According to a photojournalist who went to Bogalay and other areas of the Irrawaddy delta, reporters were told to take pictures of the generals giving aid and helping the victims instead.
"When we went to the villages, we were told not to take photographs, and we were told not to take the pictures of the corpses. We were not allowed to go into alleys," the photojournalist said.
'"We were told to take the pictures of them feeding and helping the refugees. We could only take the pictures they wanted us to take," he said.
"How could we give the true news when we are not allowed to take pictures of what is really happening?
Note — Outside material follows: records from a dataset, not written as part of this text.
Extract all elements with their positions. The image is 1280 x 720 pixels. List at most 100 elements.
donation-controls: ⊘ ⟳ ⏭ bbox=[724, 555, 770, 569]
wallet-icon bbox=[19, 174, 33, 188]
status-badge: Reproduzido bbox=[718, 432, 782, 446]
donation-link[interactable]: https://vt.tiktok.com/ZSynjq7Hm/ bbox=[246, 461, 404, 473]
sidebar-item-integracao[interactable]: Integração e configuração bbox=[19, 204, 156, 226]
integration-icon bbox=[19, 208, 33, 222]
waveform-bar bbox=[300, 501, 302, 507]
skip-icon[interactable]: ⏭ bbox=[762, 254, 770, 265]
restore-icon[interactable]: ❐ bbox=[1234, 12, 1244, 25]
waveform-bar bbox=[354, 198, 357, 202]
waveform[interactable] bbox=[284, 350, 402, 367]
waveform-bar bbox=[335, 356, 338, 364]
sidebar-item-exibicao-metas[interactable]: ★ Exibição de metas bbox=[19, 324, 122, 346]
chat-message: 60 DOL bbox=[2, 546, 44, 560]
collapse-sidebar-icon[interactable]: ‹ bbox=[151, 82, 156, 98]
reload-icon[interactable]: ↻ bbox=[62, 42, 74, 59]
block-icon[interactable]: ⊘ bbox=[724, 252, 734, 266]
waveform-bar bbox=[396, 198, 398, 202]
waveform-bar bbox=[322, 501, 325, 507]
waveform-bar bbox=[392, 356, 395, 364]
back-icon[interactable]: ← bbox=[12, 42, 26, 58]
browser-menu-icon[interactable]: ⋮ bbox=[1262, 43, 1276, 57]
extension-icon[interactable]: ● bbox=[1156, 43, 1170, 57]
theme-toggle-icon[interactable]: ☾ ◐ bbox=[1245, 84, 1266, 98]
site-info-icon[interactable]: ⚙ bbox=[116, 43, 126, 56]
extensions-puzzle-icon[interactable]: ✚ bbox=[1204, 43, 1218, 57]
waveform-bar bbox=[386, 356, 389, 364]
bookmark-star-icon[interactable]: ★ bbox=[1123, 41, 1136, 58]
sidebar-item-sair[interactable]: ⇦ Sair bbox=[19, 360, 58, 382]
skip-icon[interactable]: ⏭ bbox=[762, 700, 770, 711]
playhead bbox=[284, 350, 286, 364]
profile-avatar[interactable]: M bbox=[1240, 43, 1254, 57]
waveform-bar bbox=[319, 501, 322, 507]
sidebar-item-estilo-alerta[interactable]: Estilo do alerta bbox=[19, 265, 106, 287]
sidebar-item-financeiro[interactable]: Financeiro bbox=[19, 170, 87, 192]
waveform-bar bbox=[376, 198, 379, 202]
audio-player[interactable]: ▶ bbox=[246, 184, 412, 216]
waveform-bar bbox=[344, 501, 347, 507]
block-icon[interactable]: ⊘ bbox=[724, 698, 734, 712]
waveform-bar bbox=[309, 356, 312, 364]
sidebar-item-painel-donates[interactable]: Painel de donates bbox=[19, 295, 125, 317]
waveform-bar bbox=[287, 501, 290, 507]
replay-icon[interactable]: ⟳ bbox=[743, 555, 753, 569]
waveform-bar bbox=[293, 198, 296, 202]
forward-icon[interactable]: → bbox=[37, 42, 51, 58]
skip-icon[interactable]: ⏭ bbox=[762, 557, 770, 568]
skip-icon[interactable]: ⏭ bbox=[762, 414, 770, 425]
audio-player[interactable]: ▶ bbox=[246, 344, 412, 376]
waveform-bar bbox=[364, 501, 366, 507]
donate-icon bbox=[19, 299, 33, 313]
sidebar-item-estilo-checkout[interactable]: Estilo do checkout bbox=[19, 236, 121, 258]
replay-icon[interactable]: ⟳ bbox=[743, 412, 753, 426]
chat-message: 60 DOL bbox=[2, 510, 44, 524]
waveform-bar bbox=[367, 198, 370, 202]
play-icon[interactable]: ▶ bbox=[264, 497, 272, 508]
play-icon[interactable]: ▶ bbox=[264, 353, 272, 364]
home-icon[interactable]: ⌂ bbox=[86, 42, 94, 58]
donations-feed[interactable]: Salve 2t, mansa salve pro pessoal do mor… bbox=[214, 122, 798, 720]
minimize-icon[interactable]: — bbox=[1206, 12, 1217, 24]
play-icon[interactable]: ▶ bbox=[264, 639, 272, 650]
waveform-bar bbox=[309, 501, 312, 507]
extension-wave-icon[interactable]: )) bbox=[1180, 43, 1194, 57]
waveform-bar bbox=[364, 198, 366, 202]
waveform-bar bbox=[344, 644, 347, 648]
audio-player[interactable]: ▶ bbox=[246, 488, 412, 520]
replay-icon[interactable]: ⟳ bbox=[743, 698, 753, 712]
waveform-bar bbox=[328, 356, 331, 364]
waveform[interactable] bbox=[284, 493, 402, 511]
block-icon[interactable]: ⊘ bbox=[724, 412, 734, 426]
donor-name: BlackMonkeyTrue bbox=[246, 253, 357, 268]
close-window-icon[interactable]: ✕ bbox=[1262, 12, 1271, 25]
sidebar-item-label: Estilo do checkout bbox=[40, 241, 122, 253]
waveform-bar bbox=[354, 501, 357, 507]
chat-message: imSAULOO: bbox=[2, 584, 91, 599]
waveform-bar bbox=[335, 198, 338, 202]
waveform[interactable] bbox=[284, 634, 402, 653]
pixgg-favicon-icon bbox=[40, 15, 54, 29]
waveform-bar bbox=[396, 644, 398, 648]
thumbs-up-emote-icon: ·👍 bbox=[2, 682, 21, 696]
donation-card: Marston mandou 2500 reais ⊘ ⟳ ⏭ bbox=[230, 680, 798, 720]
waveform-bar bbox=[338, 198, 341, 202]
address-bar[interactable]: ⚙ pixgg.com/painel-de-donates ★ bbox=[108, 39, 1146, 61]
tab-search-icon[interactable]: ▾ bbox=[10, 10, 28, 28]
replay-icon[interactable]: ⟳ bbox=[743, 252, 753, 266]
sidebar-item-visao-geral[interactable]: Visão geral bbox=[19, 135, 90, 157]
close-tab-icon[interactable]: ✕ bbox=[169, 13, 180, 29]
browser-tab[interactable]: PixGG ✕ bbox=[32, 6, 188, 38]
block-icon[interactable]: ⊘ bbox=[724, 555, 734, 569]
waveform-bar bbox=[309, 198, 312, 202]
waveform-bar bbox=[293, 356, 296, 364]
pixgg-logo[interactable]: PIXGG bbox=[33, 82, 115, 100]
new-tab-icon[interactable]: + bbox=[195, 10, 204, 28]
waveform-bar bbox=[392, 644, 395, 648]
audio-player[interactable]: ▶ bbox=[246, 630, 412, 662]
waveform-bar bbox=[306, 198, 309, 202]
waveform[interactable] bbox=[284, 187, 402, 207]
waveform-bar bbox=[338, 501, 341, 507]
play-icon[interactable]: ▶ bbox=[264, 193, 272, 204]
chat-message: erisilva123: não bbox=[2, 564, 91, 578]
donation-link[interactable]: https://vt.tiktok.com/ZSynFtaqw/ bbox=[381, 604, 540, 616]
It is an insult to us; we want people to know and see what is going on."
Refugees in the area said the ban would make it more difficult to convince people to send the necessary assistance.
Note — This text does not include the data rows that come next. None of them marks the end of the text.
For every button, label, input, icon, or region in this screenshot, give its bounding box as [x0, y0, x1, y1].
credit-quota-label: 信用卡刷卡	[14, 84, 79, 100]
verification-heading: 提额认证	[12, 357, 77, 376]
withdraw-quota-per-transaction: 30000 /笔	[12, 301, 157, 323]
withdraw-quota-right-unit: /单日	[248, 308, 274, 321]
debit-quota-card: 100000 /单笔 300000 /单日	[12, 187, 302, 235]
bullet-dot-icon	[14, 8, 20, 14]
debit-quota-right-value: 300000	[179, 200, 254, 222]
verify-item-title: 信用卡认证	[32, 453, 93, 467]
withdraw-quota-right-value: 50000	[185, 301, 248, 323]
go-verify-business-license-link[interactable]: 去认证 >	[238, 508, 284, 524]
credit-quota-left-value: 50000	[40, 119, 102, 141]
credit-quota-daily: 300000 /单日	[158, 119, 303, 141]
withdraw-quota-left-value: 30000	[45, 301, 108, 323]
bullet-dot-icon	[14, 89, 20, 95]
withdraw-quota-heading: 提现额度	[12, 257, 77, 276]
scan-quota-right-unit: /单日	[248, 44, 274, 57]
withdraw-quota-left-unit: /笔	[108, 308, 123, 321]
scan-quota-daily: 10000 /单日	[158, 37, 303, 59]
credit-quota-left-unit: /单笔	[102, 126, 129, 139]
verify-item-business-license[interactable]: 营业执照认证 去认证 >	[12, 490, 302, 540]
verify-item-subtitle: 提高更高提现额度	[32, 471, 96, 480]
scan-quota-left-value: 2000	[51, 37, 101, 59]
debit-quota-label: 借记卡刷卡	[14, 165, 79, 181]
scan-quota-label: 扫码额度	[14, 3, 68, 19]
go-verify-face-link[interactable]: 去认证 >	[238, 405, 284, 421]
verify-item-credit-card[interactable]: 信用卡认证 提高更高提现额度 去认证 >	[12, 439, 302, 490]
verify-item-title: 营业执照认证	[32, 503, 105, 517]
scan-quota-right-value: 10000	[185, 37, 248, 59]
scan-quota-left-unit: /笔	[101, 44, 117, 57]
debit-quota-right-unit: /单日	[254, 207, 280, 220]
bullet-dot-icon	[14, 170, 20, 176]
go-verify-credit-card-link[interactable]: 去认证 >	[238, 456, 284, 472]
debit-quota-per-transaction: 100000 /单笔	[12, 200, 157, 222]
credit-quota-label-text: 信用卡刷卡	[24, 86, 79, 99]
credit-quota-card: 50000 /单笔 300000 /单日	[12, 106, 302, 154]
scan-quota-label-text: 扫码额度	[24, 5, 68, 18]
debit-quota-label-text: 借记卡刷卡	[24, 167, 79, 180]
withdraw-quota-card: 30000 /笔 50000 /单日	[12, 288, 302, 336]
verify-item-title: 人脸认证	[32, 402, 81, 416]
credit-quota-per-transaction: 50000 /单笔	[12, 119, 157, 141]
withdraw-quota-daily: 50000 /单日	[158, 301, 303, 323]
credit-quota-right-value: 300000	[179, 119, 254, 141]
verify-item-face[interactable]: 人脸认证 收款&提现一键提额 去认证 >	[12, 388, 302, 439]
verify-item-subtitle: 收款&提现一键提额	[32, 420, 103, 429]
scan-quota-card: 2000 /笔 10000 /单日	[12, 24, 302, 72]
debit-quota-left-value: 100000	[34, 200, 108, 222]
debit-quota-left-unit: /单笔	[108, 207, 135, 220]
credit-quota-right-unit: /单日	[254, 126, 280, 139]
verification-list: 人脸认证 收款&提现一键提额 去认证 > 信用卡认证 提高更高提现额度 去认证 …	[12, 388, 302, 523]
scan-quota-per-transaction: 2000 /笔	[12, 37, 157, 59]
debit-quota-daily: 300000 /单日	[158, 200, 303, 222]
"If the real news is not being shown, we refugees are in more trouble. People can't come and help us," one refugee said.
"If the people who want to help do not know about us, we are in real trouble," said another.
"People are very angry at the government. People know about all their lies and don't believe them – they are not showing what really happened."
San Moe Wai of the Myanmar News Union said reporters should be allowed to present a full picture of the crisis.
"News reports about the storm victims need to be as transparent as possible," he said.
"Only then will help be given to the victims. What they are doing now is a big mistake."
Members of the literary and media circles in Rangoon also said the SPDC has imposed a ban on reporting the misery and destruction caused by the cyclone, and the censor board has warned Burmese news journals and magazine editors to emphasis the ways the junta is helping people.